The dog and I begin our early morning walk. People must be away on holiday. The streets, usually quiet, are even more so today. We walk toward the center of the island, and all the five story structures, boarding houses in the 19th century but apartments and homes now that are incredibly expensive, give way to much taller buildings, warehouses and offices and other kinds of commercial activity, intermixed with new condo projects.
The streets are littered with the stuff of late night party goers, empty bottles, brochures, cigarette butts. Everywhere we hear the hum of airconditioners and air systems. There are fewer trees in the middle of the city, and I hear no birds chirping.
We walk past the avenues, finally reaching again the private Gramercy Park. It was a marsh in the early 19th century, drained by Samuel Ruggles, a developer who gave a key to each property owner around it. The park is beautifully manicured, with formal walks, planters and planting beds, sculptures and trees. We see a woman walking along the edge, a gray gravel path. We saw her last week, too.
The park is lined with a tall iron railing fence, but even that separation allows the beauty of the park on this square to spill out to us, softening the hard surfaces of dirty concrete.
Edward Hopper has a fairly well-known painting called Early Sunday Morning. It's in the permanent collection of the Whitney Museum, and is a prime example of the loneliness he portrayed in almost all his paintings. In Hopper's world, a person is always an island. Light is more interesting than people.
In this painting, Hopper, notoriously introverted, celebrated solitude and aloneness. There is no sound, no people, no wind, only light on a row of shops. As if all life had been eliminated, all movement, all sound, all messy, noisy movement.

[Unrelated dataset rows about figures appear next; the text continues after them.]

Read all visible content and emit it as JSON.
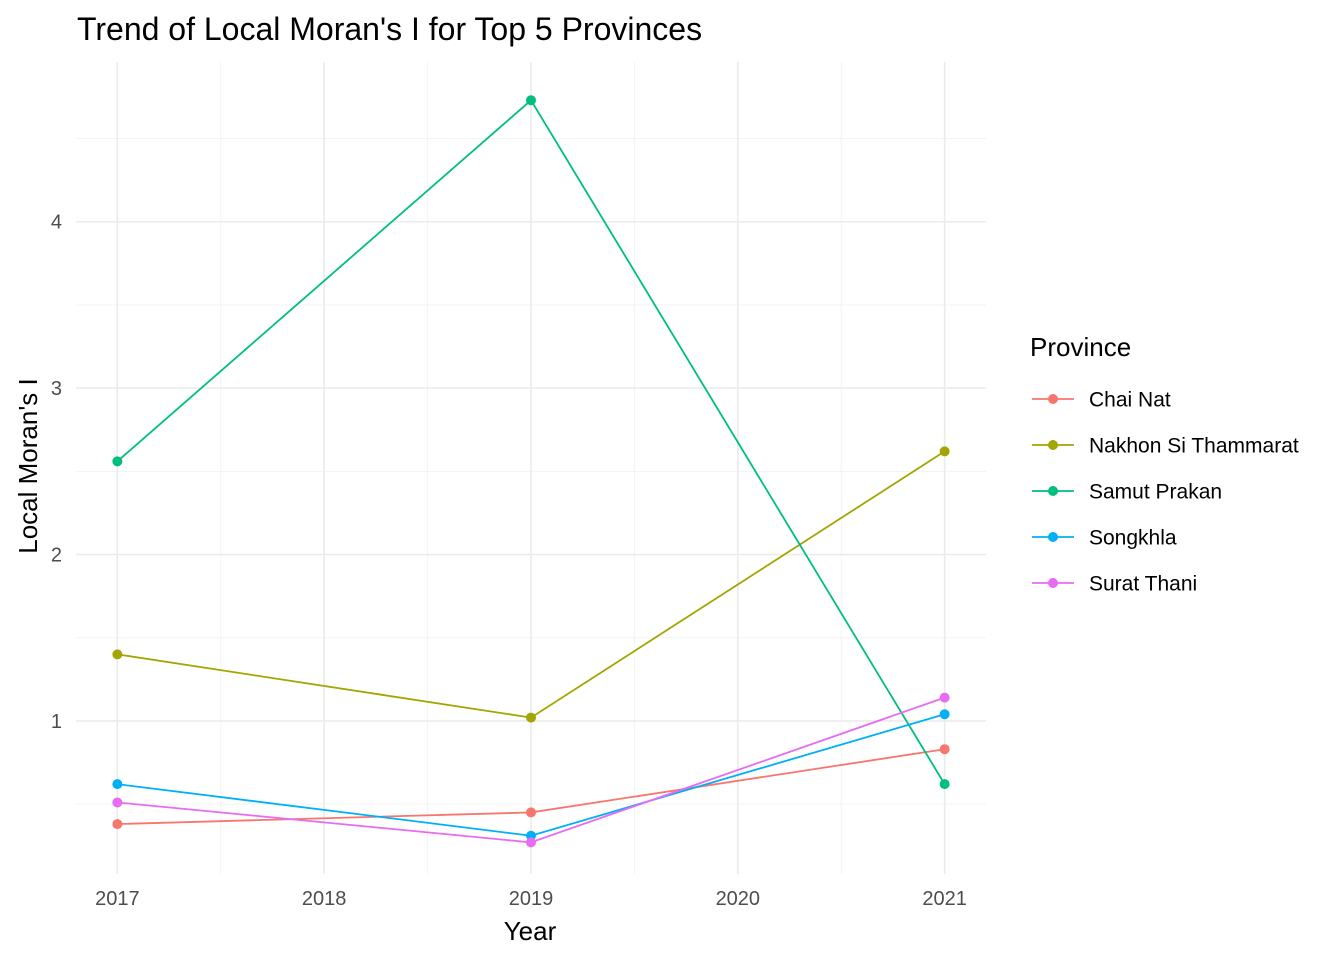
{
  "chart_data": {
    "type": "line",
    "title": "Trend of Local Moran's I for Top 5 Provinces",
    "xlabel": "Year",
    "ylabel": "Local Moran's I",
    "x": [
      2017,
      2019,
      2021
    ],
    "xticks": [
      2017,
      2018,
      2019,
      2020,
      2021
    ],
    "yticks": [
      1,
      2,
      3,
      4
    ],
    "xlim": [
      2016.8,
      2021.2
    ],
    "ylim": [
      0.08,
      4.96
    ],
    "grid": true,
    "legend": {
      "title": "Province",
      "position": "right"
    },
    "series": [
      {
        "name": "Chai Nat",
        "color": "#F8766D",
        "values": [
          0.38,
          0.45,
          0.83
        ]
      },
      {
        "name": "Nakhon Si Thammarat",
        "color": "#A3A500",
        "values": [
          1.4,
          1.02,
          2.62
        ]
      },
      {
        "name": "Samut Prakan",
        "color": "#00BF7D",
        "values": [
          2.56,
          4.73,
          0.62
        ]
      },
      {
        "name": "Songkhla",
        "color": "#00B0F6",
        "values": [
          0.62,
          0.31,
          1.04
        ]
      },
      {
        "name": "Surat Thani",
        "color": "#E76BF3",
        "values": [
          0.51,
          0.27,
          1.14
        ]
      }
    ]
  }
}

The dog and I walk past the Theodore Roosevelt Birthplace Museum, a recreation of the townhouse in which he was born and grew up. I have not seen it before. Partner told me that it was shrouded in scaffolding recently, so I must have missed it before. The scaffolding is gone. The whole block is in deep shadow and the air is almost stifling.
It takes a strong imagination to think of this block as once lined in brownstone townhouses like this one. Someone told me that we should never think of these large family dwellings as "single family." In addition to grandparents, aunts and uncles, these houses also were home to servants, sometimes constituting their own family.